Fumata nera ieri sera al vertice del centro-destra a Palazzo Grazioli tra Matteo Salvini, Silvio Berlusconi e Giorgia Meloni. I tre leader della coalizione non hanno saputo trovare la quadra sulla posizione unitaria da tenere oggi alle consultazioni “flash” al Quirinale, le ultime che il presidente Sergio Mattarella concederà ai partiti prima di decidere per conto suo il nuovo premier. Spiazzante la proposta di accordo del Movimento 5 Stelle, che per evitare di essere additato quale responsabile dello stallo e, soprattutto, dell’ennesimo grigio governo tecnico, ha inviato un chiaro messaggio alla Lega: passo indietro di Luigi Di Maio sulla premiership, in cambio di uno di Forza Italia, che sarebbe esclusa dal governo.

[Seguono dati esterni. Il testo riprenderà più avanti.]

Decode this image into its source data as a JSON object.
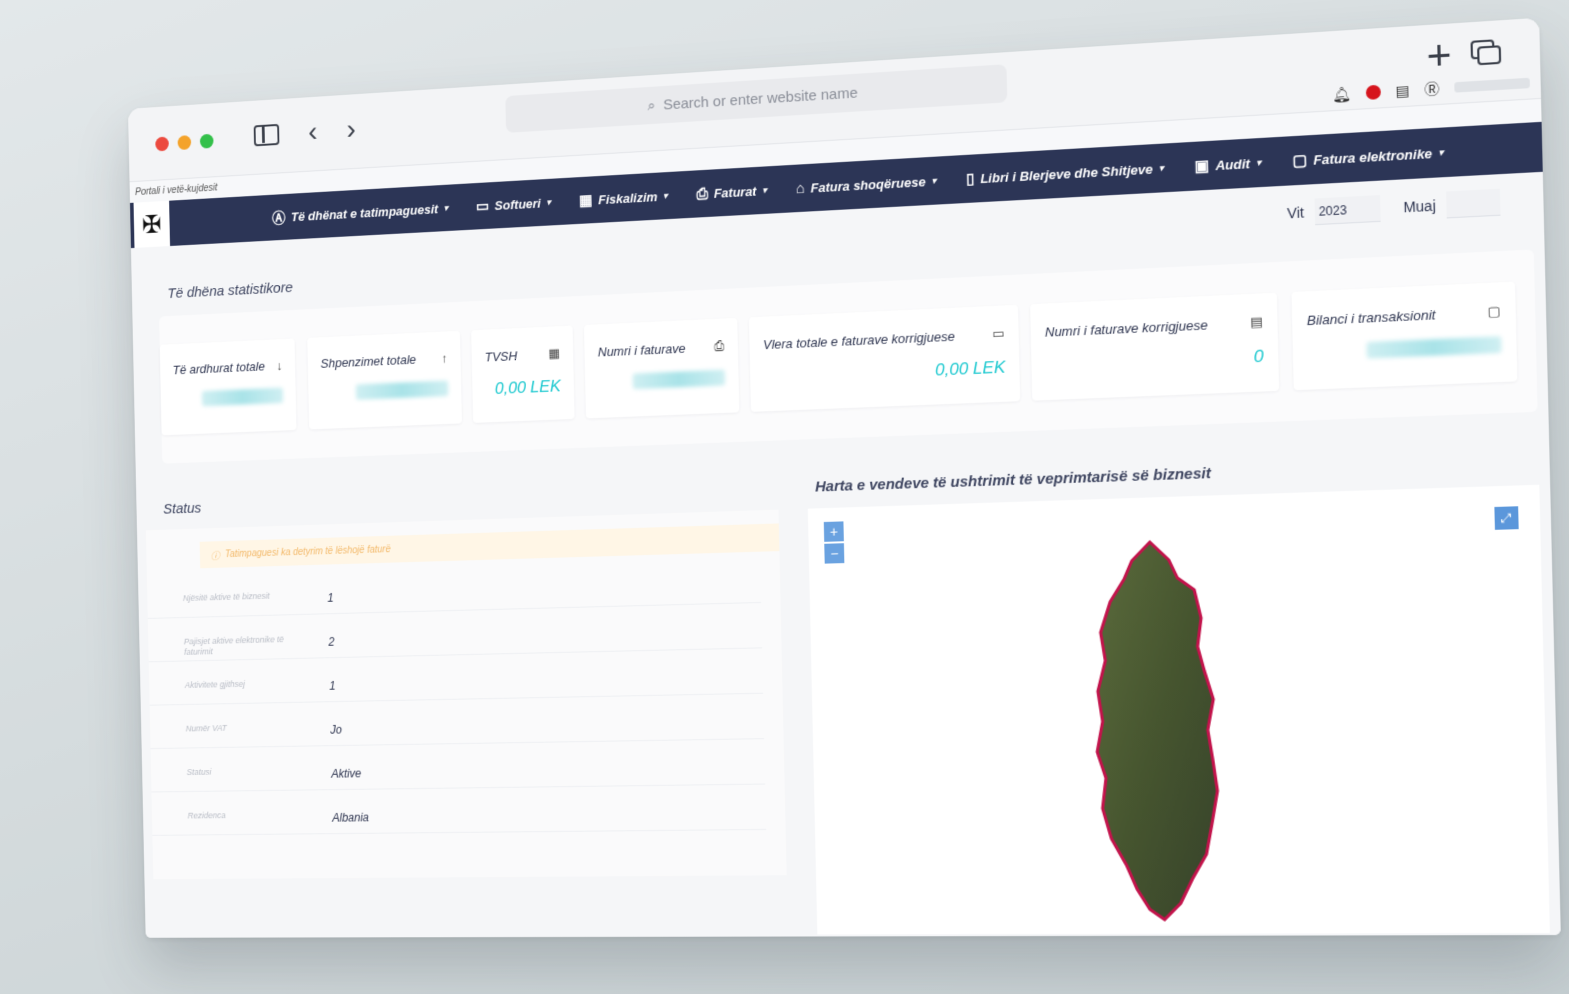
{
  "browser": {
    "url_placeholder": "Search or enter website name"
  },
  "portal": {
    "label": "Portali i vetë-kujdesit"
  },
  "nav": {
    "items": [
      {
        "label": "Të dhënat e tatimpaguesit",
        "icon": "user-circle-icon"
      },
      {
        "label": "Softueri",
        "icon": "laptop-icon"
      },
      {
        "label": "Fiskalizim",
        "icon": "calculator-icon"
      },
      {
        "label": "Faturat",
        "icon": "printer-icon"
      },
      {
        "label": "Fatura shoqëruese",
        "icon": "warehouse-icon"
      },
      {
        "label": "Libri i Blerjeve dhe Shitjeve",
        "icon": "book-icon"
      },
      {
        "label": "Audit",
        "icon": "document-chart-icon"
      },
      {
        "label": "Fatura elektronike",
        "icon": "document-icon"
      }
    ]
  },
  "filters": {
    "year_label": "Vit",
    "year_value": "2023",
    "month_label": "Muaj"
  },
  "stats": {
    "title": "Të dhëna statistikore",
    "cards": [
      {
        "label": "Të ardhurat totale",
        "icon": "arrow-down-icon",
        "value": ""
      },
      {
        "label": "Shpenzimet totale",
        "icon": "arrow-up-icon",
        "value": ""
      },
      {
        "label": "TVSH",
        "icon": "calculator-icon",
        "value": "0,00 LEK"
      },
      {
        "label": "Numri i faturave",
        "icon": "printer-icon",
        "value": ""
      },
      {
        "label": "Vlera totale e faturave korrigjuese",
        "icon": "money-icon",
        "value": "0,00 LEK"
      },
      {
        "label": "Numri i faturave korrigjuese",
        "icon": "clipboard-icon",
        "value": "0"
      },
      {
        "label": "Bilanci i transaksionit",
        "icon": "wallet-icon",
        "value": ""
      }
    ]
  },
  "status": {
    "title": "Status",
    "warning": "Tatimpaguesi ka detyrim të lëshojë faturë",
    "rows": [
      {
        "label": "Njësitë aktive të biznesit",
        "value": "1"
      },
      {
        "label": "Pajisjet aktive elektronike të faturimit",
        "value": "2"
      },
      {
        "label": "Aktivitete gjithsej",
        "value": "1"
      },
      {
        "label": "Numër VAT",
        "value": "Jo"
      },
      {
        "label": "Statusi",
        "value": "Aktive"
      },
      {
        "label": "Rezidenca",
        "value": "Albania"
      }
    ]
  },
  "map": {
    "title": "Harta e vendeve të ushtrimit të veprimtarisë së biznesit",
    "zoom_in": "+",
    "zoom_out": "−"
  },
  "colors": {
    "navbar": "#2c3556",
    "accent_value": "#1ac8cf",
    "map_border": "#c2134b"
  }
}
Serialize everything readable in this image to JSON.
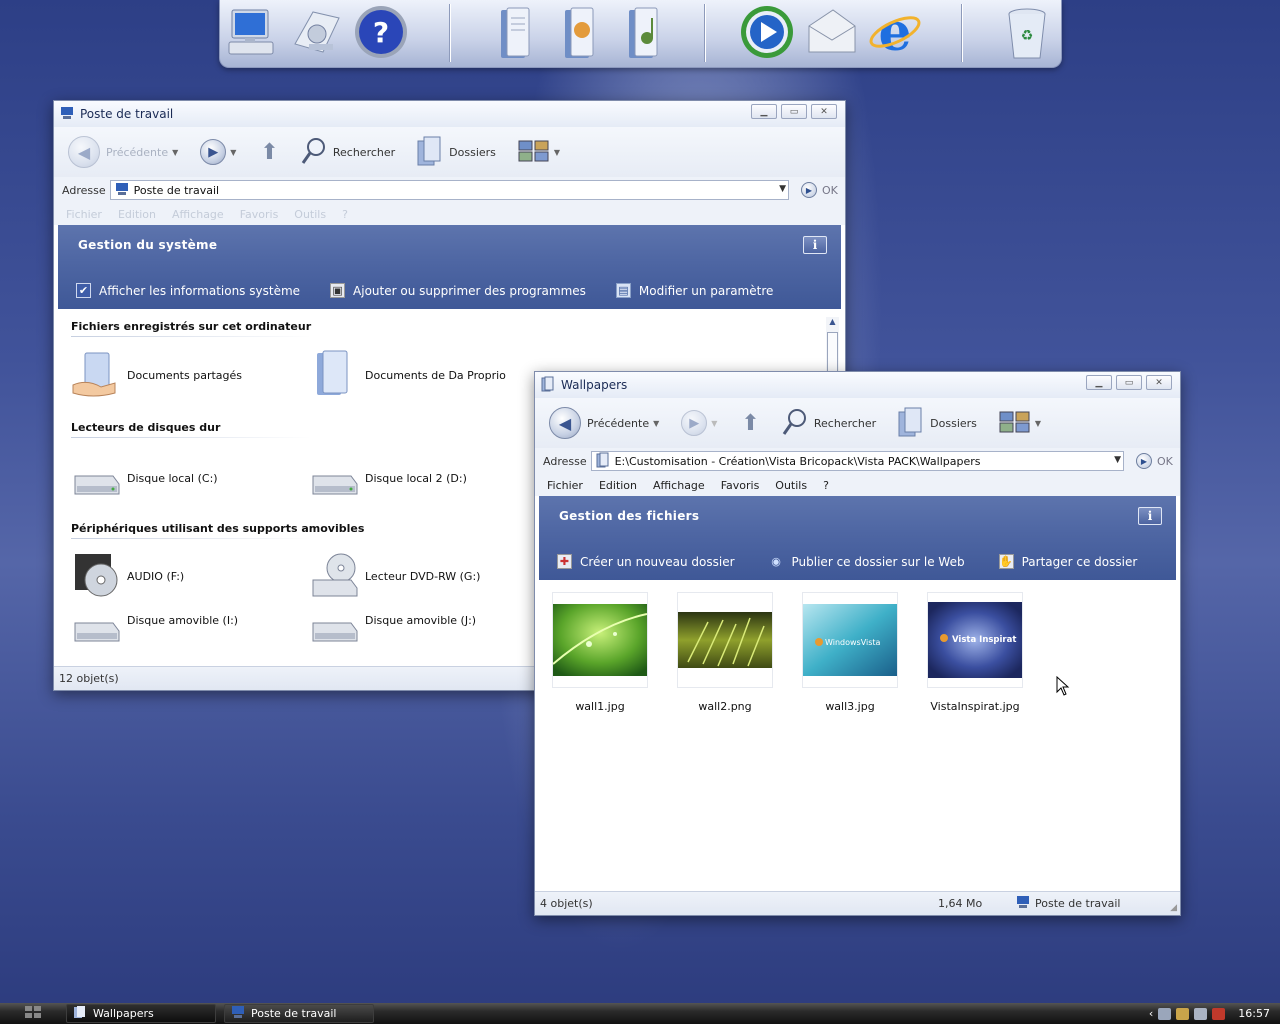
{
  "dock": {
    "icons": [
      "computer-icon",
      "network-icon",
      "help-icon",
      "documents-icon",
      "pictures-icon",
      "music-icon",
      "media-player-icon",
      "mail-icon",
      "internet-explorer-icon",
      "recycle-bin-icon"
    ]
  },
  "window_poste": {
    "title": "Poste de travail",
    "toolbar": {
      "back_label": "Précédente",
      "search_label": "Rechercher",
      "folders_label": "Dossiers"
    },
    "address": {
      "label": "Adresse",
      "value": "Poste de travail",
      "ok_label": "OK"
    },
    "menu": [
      "Fichier",
      "Edition",
      "Affichage",
      "Favoris",
      "Outils",
      "?"
    ],
    "taskpane": {
      "title": "Gestion du système",
      "links": [
        "Afficher les informations système",
        "Ajouter ou supprimer des programmes",
        "Modifier un paramètre"
      ]
    },
    "sections": {
      "files_title": "Fichiers enregistrés sur cet ordinateur",
      "files": [
        "Documents partagés",
        "Documents de Da Proprio"
      ],
      "drives_title": "Lecteurs de disques dur",
      "drives": [
        "Disque local (C:)",
        "Disque local 2 (D:)"
      ],
      "removable_title": "Périphériques utilisant des supports amovibles",
      "removable": [
        "AUDIO (F:)",
        "Lecteur DVD-RW (G:)",
        "Disque amovible (I:)",
        "Disque amovible (J:)"
      ]
    },
    "status": "12 objet(s)"
  },
  "window_wall": {
    "title": "Wallpapers",
    "toolbar": {
      "back_label": "Précédente",
      "search_label": "Rechercher",
      "folders_label": "Dossiers"
    },
    "address": {
      "label": "Adresse",
      "value": "E:\\Customisation - Création\\Vista Bricopack\\Vista PACK\\Wallpapers",
      "ok_label": "OK"
    },
    "menu": [
      "Fichier",
      "Edition",
      "Affichage",
      "Favoris",
      "Outils",
      "?"
    ],
    "taskpane": {
      "title": "Gestion des fichiers",
      "links": [
        "Créer un nouveau dossier",
        "Publier ce dossier sur le Web",
        "Partager ce dossier"
      ]
    },
    "files": [
      {
        "name": "wall1.jpg"
      },
      {
        "name": "wall2.png"
      },
      {
        "name": "wall3.jpg",
        "overlay": "WindowsVista"
      },
      {
        "name": "VistaInspirat.jpg",
        "overlay": "Vista Inspirat"
      }
    ],
    "status": {
      "count": "4 objet(s)",
      "size": "1,64 Mo",
      "location": "Poste de travail"
    }
  },
  "taskbar": {
    "tasks": [
      "Wallpapers",
      "Poste de travail"
    ],
    "clock": "16:57"
  }
}
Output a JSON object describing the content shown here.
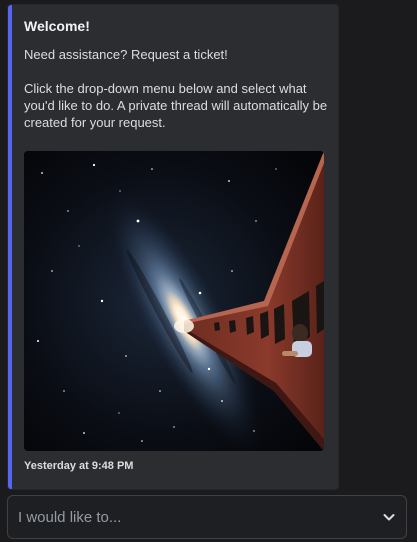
{
  "embed": {
    "accent_color": "#5865f2",
    "title": "Welcome!",
    "description_line1": "Need assistance? Request a ticket!",
    "description_line2": "Click the drop-down menu below and select what you'd like to do. A private thread will automatically be created for your request.",
    "image": "galaxy-train-illustration",
    "timestamp": "Yesterday at 9:48 PM"
  },
  "select": {
    "placeholder": "I would like to...",
    "icon": "chevron-down-icon"
  }
}
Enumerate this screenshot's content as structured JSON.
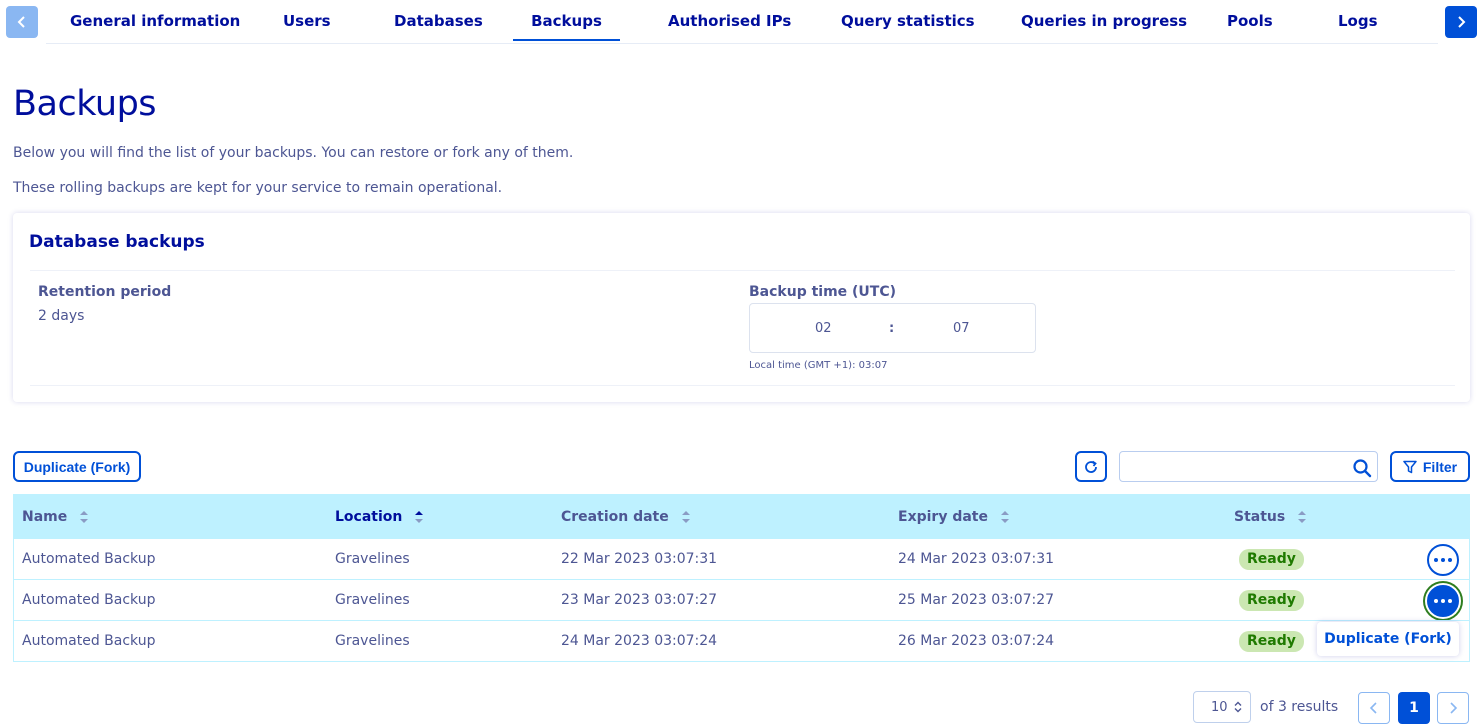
{
  "tabs": [
    "General information",
    "Users",
    "Databases",
    "Backups",
    "Authorised IPs",
    "Query statistics",
    "Queries in progress",
    "Pools",
    "Logs"
  ],
  "active_tab": "Backups",
  "page": {
    "title": "Backups",
    "description_1": "Below you will find the list of your backups. You can restore or fork any of them.",
    "description_2": "These rolling backups are kept for your service to remain operational."
  },
  "card": {
    "title": "Database backups",
    "retention_label": "Retention period",
    "retention_value": "2 days",
    "backup_time_label": "Backup time (UTC)",
    "backup_hour": "02",
    "time_separator": ":",
    "backup_minute": "07",
    "local_time": "Local time (GMT +1): 03:07"
  },
  "toolbar": {
    "fork_button": "Duplicate (Fork)",
    "search_placeholder": "",
    "filter_button": "Filter"
  },
  "table": {
    "headers": [
      "Name",
      "Location",
      "Creation date",
      "Expiry date",
      "Status"
    ],
    "sorted_column": "Location",
    "rows": [
      {
        "name": "Automated Backup",
        "location": "Gravelines",
        "created": "22 Mar 2023 03:07:31",
        "expires": "24 Mar 2023 03:07:31",
        "status": "Ready"
      },
      {
        "name": "Automated Backup",
        "location": "Gravelines",
        "created": "23 Mar 2023 03:07:27",
        "expires": "25 Mar 2023 03:07:27",
        "status": "Ready"
      },
      {
        "name": "Automated Backup",
        "location": "Gravelines",
        "created": "24 Mar 2023 03:07:24",
        "expires": "26 Mar 2023 03:07:24",
        "status": "Ready"
      }
    ]
  },
  "popover": {
    "item": "Duplicate (Fork)"
  },
  "pagination": {
    "page_size": "10",
    "results": "of 3 results",
    "current_page": "1"
  },
  "colors": {
    "primary": "#0050d7",
    "heading": "#000e9c",
    "text": "#4d5693",
    "table_header": "#bef1ff",
    "badge_bg": "#cbe7b2",
    "badge_text": "#1f7a00"
  },
  "icons": {
    "prev_tabs": "chevron-left-icon",
    "next_tabs": "chevron-right-icon",
    "refresh": "refresh-icon",
    "search": "search-icon",
    "filter": "filter-icon",
    "sort": "sort-icon",
    "more": "more-icon"
  }
}
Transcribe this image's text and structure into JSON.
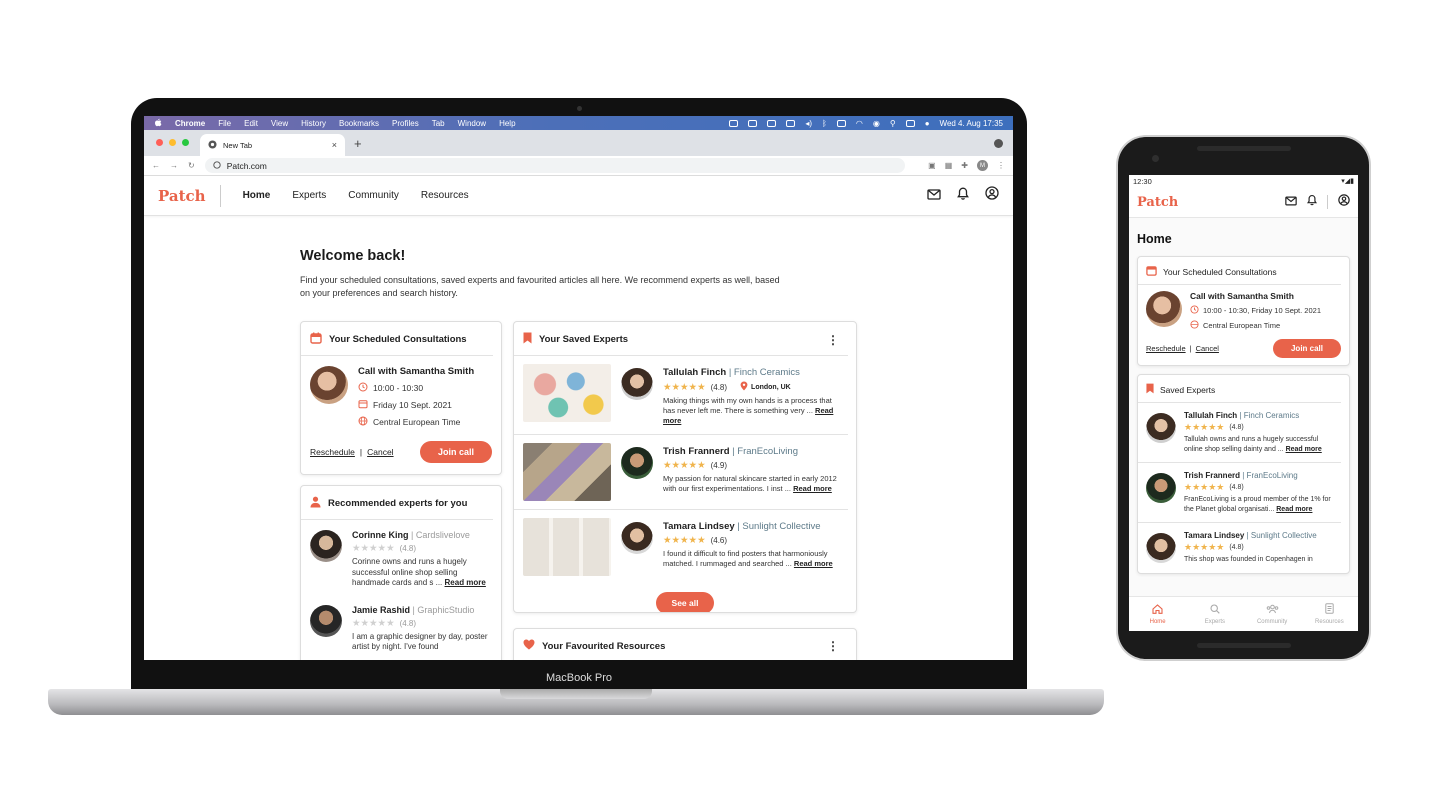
{
  "device_label": "MacBook Pro",
  "menubar": {
    "apple": "",
    "items": [
      "Chrome",
      "File",
      "Edit",
      "View",
      "History",
      "Bookmarks",
      "Profiles",
      "Tab",
      "Window",
      "Help"
    ],
    "clock": "Wed 4. Aug  17:35"
  },
  "browser": {
    "tab_title": "New Tab",
    "tab_close": "×",
    "new_tab": "+",
    "url": "Patch.com",
    "profile_initial": "M"
  },
  "site": {
    "logo": "Patch",
    "nav": [
      "Home",
      "Experts",
      "Community",
      "Resources"
    ],
    "welcome_title": "Welcome back!",
    "welcome_text": "Find your scheduled consultations, saved experts and favourited articles all here. We recommend experts as well, based on your preferences and search history."
  },
  "consultations": {
    "title": "Your Scheduled Consultations",
    "call_name": "Call with Samantha Smith",
    "time": "10:00 - 10:30",
    "date": "Friday 10 Sept. 2021",
    "timezone": "Central European Time",
    "reschedule": "Reschedule",
    "separator": "|",
    "cancel": "Cancel",
    "join": "Join call"
  },
  "recommended": {
    "title": "Recommended experts for you",
    "items": [
      {
        "name": "Corinne King",
        "brand": "| Cardslivelove",
        "rating": "(4.8)",
        "desc": "Corinne owns and runs a hugely successful online shop selling handmade cards and s ...",
        "more": "Read more"
      },
      {
        "name": "Jamie Rashid",
        "brand": "| GraphicStudio",
        "rating": "(4.8)",
        "desc": "I am a graphic designer by day, poster artist by night. I've found",
        "more": ""
      }
    ]
  },
  "saved": {
    "title": "Your Saved Experts",
    "kebab": "⋮",
    "items": [
      {
        "name": "Tallulah Finch",
        "brand": "| Finch Ceramics",
        "rating": "(4.8)",
        "location": "London, UK",
        "desc": "Making things with my own hands is a process that has never left me. There is something very ...",
        "more": "Read more"
      },
      {
        "name": "Trish Frannerd",
        "brand": "| FranEcoLiving",
        "rating": "(4.9)",
        "location": "",
        "desc": "My passion for natural skincare started in early 2012 with our first experimentations. I inst ...",
        "more": "Read more"
      },
      {
        "name": "Tamara Lindsey",
        "brand": "| Sunlight Collective",
        "rating": "(4.6)",
        "location": "",
        "desc": "I found it difficult to find posters that harmoniously matched. I rummaged and searched ...",
        "more": "Read more"
      }
    ],
    "see_all": "See all"
  },
  "favourites": {
    "title": "Your Favourited Resources",
    "kebab": "⋮"
  },
  "phone": {
    "time": "12:30",
    "status_icons": "▾◢▮",
    "logo": "Patch",
    "page_title": "Home",
    "consultations": {
      "title": "Your Scheduled Consultations",
      "call_name": "Call with Samantha Smith",
      "time": "10:00 - 10:30, Friday 10 Sept. 2021",
      "timezone": "Central European Time",
      "reschedule": "Reschedule",
      "separator": "|",
      "cancel": "Cancel",
      "join": "Join call"
    },
    "saved": {
      "title": "Saved Experts",
      "items": [
        {
          "name": "Tallulah Finch",
          "brand": "| Finch Ceramics",
          "rating": "(4.8)",
          "desc": "Tallulah owns and runs a hugely successful online shop selling dainty and ...",
          "more": "Read more"
        },
        {
          "name": "Trish Frannerd",
          "brand": "| FranEcoLiving",
          "rating": "(4.8)",
          "desc": "FranEcoLiving is a proud member of the 1% for the Planet global organisati...",
          "more": "Read more"
        },
        {
          "name": "Tamara Lindsey",
          "brand": "| Sunlight Collective",
          "rating": "(4.8)",
          "desc": "This shop was founded in Copenhagen in",
          "more": ""
        }
      ]
    },
    "bottom_nav": [
      "Home",
      "Experts",
      "Community",
      "Resources"
    ]
  },
  "stars_glyph": "★★★★★",
  "colors": {
    "accent": "#e8634a",
    "star": "#f0b44c",
    "brand_text": "#5d7a89"
  }
}
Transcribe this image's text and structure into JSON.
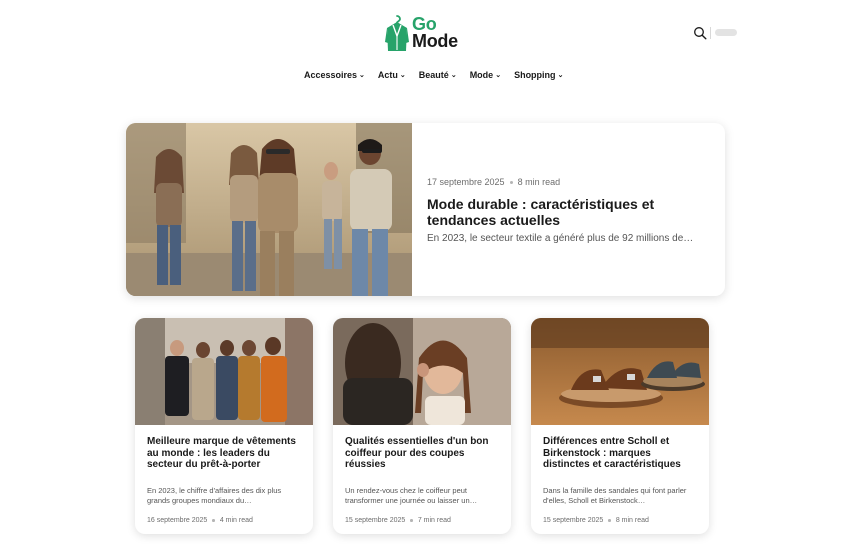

A guidarlo vi sarebbe una figura terza, che secondo i boatos potrebbe anche essere il leghista Giancarlo Giorgetti, braccio destro di Salvini e già proposto informalmente da Berlusconi come candidato premier per allargare l’alleanza in Parlamento. I grillini chiedono che l’esecutivo punti su tre temi che stanno loro a cuore: reddito di cittadinanza, legge Fornero e legge sulla corruzione.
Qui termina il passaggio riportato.